S.H.
Well he is almost 2 after all.... so any expectation of him, has to be in line with his age-set. Otherwise, frustration will arise, for both Parent and child.
At this age, they do NOT have fully developed "impulse control" yet, nor the complete understanding of "why" they have to sit at the table for a period of time. Even 4-5-6 year old kids will and can squirm at a dinner table or at a restaurant. So KEEP this in mind, to keep things in perspective.
IF he tantrums, just go about and have your dinner anyway, with Hubby or just you. Try not to "convince" him "not" to yell.... meaning, he's going to yell anyway. But, make your stance and tell him "no yelling..." and don't get into a battle about it. For some kids, interacting in the tantrum, just makes them tantrum more and makes it worse.
A child WILL 'deflate' on their own, whether or not we are in the tussle or not.
Sure, guide him. But anything has to be age-appropriate. AND, habits like this (ie: knowing the purpose of dinner and sitting together, nicely)... is an "ability" that is attained over time.... THAT is the key.

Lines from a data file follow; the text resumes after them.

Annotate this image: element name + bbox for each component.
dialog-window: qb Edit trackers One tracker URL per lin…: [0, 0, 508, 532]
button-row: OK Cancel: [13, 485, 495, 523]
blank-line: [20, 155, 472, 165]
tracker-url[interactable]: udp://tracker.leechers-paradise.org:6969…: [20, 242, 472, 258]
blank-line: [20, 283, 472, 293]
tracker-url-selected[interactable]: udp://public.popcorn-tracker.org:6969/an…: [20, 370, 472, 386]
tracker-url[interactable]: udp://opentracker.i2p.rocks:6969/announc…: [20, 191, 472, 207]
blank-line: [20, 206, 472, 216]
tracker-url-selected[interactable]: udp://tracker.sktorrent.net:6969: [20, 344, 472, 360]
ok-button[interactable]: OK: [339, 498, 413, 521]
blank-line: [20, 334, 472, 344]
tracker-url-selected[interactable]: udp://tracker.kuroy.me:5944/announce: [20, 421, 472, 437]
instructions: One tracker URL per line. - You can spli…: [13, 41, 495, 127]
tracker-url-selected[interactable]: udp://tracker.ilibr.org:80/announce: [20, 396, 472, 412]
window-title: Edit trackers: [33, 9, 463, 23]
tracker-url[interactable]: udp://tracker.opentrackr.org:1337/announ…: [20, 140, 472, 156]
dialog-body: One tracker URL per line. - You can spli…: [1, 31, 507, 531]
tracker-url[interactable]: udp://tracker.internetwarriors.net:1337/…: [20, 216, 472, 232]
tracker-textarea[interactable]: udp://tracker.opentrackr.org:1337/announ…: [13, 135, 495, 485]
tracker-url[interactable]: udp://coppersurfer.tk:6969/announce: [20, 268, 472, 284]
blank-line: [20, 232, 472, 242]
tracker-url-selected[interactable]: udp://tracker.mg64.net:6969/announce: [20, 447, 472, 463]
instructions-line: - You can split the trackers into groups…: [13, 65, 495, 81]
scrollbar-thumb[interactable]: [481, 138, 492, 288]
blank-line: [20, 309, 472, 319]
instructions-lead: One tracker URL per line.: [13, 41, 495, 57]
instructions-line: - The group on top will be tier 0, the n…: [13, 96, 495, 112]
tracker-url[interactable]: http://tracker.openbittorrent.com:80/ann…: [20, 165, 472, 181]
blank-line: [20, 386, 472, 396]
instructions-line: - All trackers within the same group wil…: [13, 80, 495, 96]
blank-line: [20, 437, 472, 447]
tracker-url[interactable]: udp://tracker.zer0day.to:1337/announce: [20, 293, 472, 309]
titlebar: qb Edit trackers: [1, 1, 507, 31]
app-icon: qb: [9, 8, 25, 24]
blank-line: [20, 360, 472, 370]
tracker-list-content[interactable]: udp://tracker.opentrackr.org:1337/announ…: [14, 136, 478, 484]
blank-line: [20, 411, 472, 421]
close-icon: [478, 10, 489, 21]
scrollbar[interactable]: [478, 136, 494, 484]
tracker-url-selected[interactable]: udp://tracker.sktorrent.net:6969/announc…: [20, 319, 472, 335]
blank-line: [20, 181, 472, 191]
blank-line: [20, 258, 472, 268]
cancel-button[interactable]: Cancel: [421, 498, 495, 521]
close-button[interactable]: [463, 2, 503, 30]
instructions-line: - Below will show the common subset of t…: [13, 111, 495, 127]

Certainly, at 2 years old... they are not going to sit nicely like a 6 year old. 2 year old children have ants in their pants... and their attention spans are not prolonged either. Thus, just let him try his best... but don't expect "perfection" from him, or at least not yet. "Habits" like this take time.... to build-up. Like a rock collecting moss.
So, pick your battles. This is a time of "tantrums" as well... it was bound to happen. A great book is "Your 2 Year Old" which you can find at www.amazon.com It nicely explains what a 2 year old is like for the Parent. So they can understand them.
I would not "expect" him to sit at the table.... much less, quietly or like a statue. He can't. He's too young. He's probably also just too distracted by dinner time, or tired... or just that fact that BOTH his parents are home... together with him, is enough to make a child just too excited to sit still or eat. I know when my Hubby comes home from work, both my kids get SO SO active and loud and excited that their Daddy is home... and they will not sit still either. They have to get it out... all their emotions at the end of the day, of seeing Daddy home, of the night-time commencing etc. So, it's a real doozy for some kids.
Remember: age appropriate expectations, tantrums will happen, it will take time. I sincerely do not believe in punishments for things like this... he is just behaving as a child. But, GUIDE him in the ways of your 'rules.' Like anything... boundaries, and manners, and behavior takes time to attain. So, changes will not happen over night.
My son does not sit still either. My son is 2.5 years old. I really don't stress about it. I rather him be a child than have a big battle at dinner and then have to wrestle him and tie him to his seat, and have yelling. Not my cup of tea. But, there are nights when he IS great about it, and he does know that the dinner table is for sitting at.